Regarding individualizing treatment options for patients diagnosed with iLGG, there is a lack of consensus. Some studies oppose early resection and favor surveillance with serial clinical examination and MR imaging because iLGGs harbor IDH1 mutation leading to a delayed disease progression and malignant transformation [12, 18, 50]. Whereas, other studies recommend early surgical intervention as a primary consideration given iLGGs are a precursor to symptomatic LGGs and iLGGs’ non-quiescent nature even in asymptomatic patients [8, 10, 12, 14,15,16,17, 23, 36, 44, 45]. However, despite serval studies reporting in favor of early resection over the past decades, surgical resection followed by radiation therapy has been the mainstay of treatment for high-risk LGG with subtotal resection, early radiation being associated with longer progress-free survival [51,52,53]. Furthermore, a large phase III trial has reported an overall survival of 7.8 years in patients treated with radiation alone, compared with 13.3 years in patients treated with both radiation and chemotherapy [54]. However, surgical treatment for concurrent lesions or treatment of early radiation at diagnosis versus at the time of recurrence is yet to be elucidated.

Clinical implications

An optimal treatment approach for patients with newly diagnosed iLGG remains ill-defined. In iLGG patients, the decision to resect early is a medical, ethical, and socioeconomic challenge which must be carefully weighed to assess the immediate and delayed consequences of choosing a conservative versus surgical approach [50]. Unnecessary intervention may cause a disruption in quality of life and foster pre- and post-operative anxiety; however, active surveillance may also be seen as an ethical dilemma [50]. Future studies should comprehensively evaluate additional parameters such as employment abilities, as well as social, legal, and cultural issues that are inherent to this decision [45]. Some authors have proposed implementing a radiological screening policy for healthy individuals ages 20–40 [10]. Ultimately, a screening policy would also require a personalized treatment paradigm to ensure reliable patient-centered care that avoids ensuing lifelong disabilities in young patients who prior to diagnosis, were largely unaffected [50].

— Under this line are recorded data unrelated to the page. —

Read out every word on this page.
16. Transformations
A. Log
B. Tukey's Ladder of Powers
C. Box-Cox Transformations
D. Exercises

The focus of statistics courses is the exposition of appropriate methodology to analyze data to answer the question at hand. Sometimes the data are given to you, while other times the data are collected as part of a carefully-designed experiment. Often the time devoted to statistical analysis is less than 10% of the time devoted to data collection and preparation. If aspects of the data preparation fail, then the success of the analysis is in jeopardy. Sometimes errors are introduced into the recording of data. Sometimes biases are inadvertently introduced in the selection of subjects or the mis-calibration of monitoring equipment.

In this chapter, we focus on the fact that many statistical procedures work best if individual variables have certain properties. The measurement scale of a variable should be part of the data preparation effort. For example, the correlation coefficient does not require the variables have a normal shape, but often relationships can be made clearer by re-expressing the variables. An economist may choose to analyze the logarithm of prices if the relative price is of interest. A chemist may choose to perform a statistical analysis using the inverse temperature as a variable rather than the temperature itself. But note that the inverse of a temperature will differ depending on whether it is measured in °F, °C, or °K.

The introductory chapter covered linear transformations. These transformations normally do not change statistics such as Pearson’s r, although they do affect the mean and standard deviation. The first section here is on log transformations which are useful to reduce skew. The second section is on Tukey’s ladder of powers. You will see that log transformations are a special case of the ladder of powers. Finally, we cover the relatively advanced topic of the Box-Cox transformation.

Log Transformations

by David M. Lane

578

Treatment of iLGG is controversial due to their asymptomatic nature and lack of associated histologic confirmation leaving the physician to counsel a patient based solely on MRI [55]. Shah et al. suggest a conservative protocol of active surveillance which includes repeated physical examinations and surveillance MRI every 4 months [55]. Other studies have shown that the continuous growth of iLGGs (> 2 mm/year) can provide sufficient justification on MRI; therefore, physicians could utilize this growth, the onset clinical symptoms or a positive 18-fluorodeoxyglucose positron emission tomography scan to administer treatments [15, 55, 56]. Furthermore, several studies have implied the safe and practical aspect of a conservative protocol of active surveillance prior to actively treating these lesions [15, 55,56,57,58,59,60,61,62,63].

Conclusions

Significant progress in management of gliomas, regardless of the grade, has been made through modern neurosurgical treatment modalities, diagnostic neuroimaging, and a better understanding of the genetic composition of these tumors. However, the clinical protocol for surgical management of iLGGs remains controversial. Although more is known about the natural history of iLGGs, additional information is necessary to thoroughly assess the impact of early surgical resection on prognosis. Our review emphasizes the not benign nature of iLGGs and further supports the need for future studies to evaluate survival outcomes following surgical resection.